L’armée israélienne est accusée par des témoins et des familles de procéder à des arrestations arbitraires en Syrie. Selon des informations recueillies, au moins 197 hommes ont été interpellés dans le sud du pays depuis la fin de l’année 2024. Un avocat a confirmé que 43 d’entre eux sont toujours détenus dans des prisons israéliennes, ce qu’il qualifie de détention arbitraire. L’armée israélienne affirme pour sa part cibler des « terroristes présumés ».

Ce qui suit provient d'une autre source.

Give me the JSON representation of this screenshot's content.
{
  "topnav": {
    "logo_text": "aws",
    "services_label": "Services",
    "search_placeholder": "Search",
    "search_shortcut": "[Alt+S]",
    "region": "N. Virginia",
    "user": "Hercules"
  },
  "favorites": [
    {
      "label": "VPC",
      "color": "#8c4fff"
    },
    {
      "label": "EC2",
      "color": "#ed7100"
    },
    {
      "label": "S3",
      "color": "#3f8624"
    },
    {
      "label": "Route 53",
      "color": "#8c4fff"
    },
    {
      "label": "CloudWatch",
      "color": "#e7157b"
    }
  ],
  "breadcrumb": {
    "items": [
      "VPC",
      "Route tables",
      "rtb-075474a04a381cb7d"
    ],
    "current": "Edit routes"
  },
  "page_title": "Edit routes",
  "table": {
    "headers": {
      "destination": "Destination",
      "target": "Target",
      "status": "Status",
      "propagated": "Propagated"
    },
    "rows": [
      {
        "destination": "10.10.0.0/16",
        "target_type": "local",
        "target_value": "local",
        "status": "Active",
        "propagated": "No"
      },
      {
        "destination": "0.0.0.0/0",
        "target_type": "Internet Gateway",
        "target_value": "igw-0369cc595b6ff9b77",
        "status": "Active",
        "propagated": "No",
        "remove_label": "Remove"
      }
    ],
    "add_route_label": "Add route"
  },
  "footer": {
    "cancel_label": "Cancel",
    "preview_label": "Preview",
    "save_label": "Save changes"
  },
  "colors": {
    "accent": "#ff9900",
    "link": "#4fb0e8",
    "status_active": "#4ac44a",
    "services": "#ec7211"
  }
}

Une opération de grande envergure à Beit Jinn
Dans la nuit du 28 novembre 2025, des soldats israéliens ont lancé une offensive terrestre dans le village de Beit Jinn, situé dans la campagne à l’ouest de Damas. Selon des sources médicales, 13 villageois ont été tués et plus de 25 blessés lors de cette attaque. L’armée israélienne déclare avoir « éliminé plusieurs terroristes » et fait état de six soldats blessés, dont trois grièvement. Des affrontements ont éclaté entre les militaires et certains villageois. Une vidéo diffusée par l’armée israélienne montre l’arrestation de deux frères, Nidal Akasha Akasha et Muhammad Akasha Akasha, que l’armée affirme liés au groupe islamiste Al-Jamaa al-Islamiya. Ce groupe, principalement basé au Liban, est proche des Frères musulmans et entretient des liens intermittents avec le Hamas. Il nie toute implication dans les activités de Beit Jinn.
Le récit d’une famille
Alia (prénom modifié), la fille d’un homme arrêté lors de ce raid, a livré son témoignage. Elle raconte que vers 3 h 30 du matin, des soldats israéliens ont forcé la porte de leur maison, plaqué son père au sol, puis sont montés à l’étage pour arrêter son oncle. Toute la famille a été rassemblée dans la cour, menacée par des armes et forcée de se mettre à genoux. « Mon père est un agriculteur de 52 ans. Nous avons vécu au Liban pendant douze ans pour fuir la guerre en Syrie. Nous ne sommes revenus que depuis un an. Il n’a aucun lien avec des groupes armés », déclare-t-elle. Depuis l’arrestation, la famille n’a quasiment aucune information. Une organisation leur a indiqué, après plusieurs mois, que les deux hommes étaient détenus en Israël, l’un à la prison de Sde Teiman, l’autre à celle de Nafha.
Des arrestations sans charge claire
L’armée israélienne n’a pas répondu aux questions concernant les charges retenues contre les deux frères ni contre d’autres personnes mentionnées. Un avocat intervenant dans ces affaires a confirmé que 43 personnes sont encore détenues dans des prisons israéliennes, dans ce qu’il décrit comme une détention arbitraire. Il n’existe pas de confirmation indépendante que les personnes arrêtées n’aient aucun lien avec des groupes armés.
Un contexte de tensions régionales
Ces arrestations s’inscrivent dans un contexte de tensions accrues dans le sud de la Syrie, où l’armée israélienne a intensifié ses opérations. Les autorités israéliennes justifient ces actions par la nécessité de lutter contre des menaces à ses frontières. Cependant, des témoins et des familles dénoncent des méthodes brutales et un manque de transparence. Les personnes arrêtées sont souvent maintenues au secret pendant des mois, sans accès à un avocat ni à leur famille.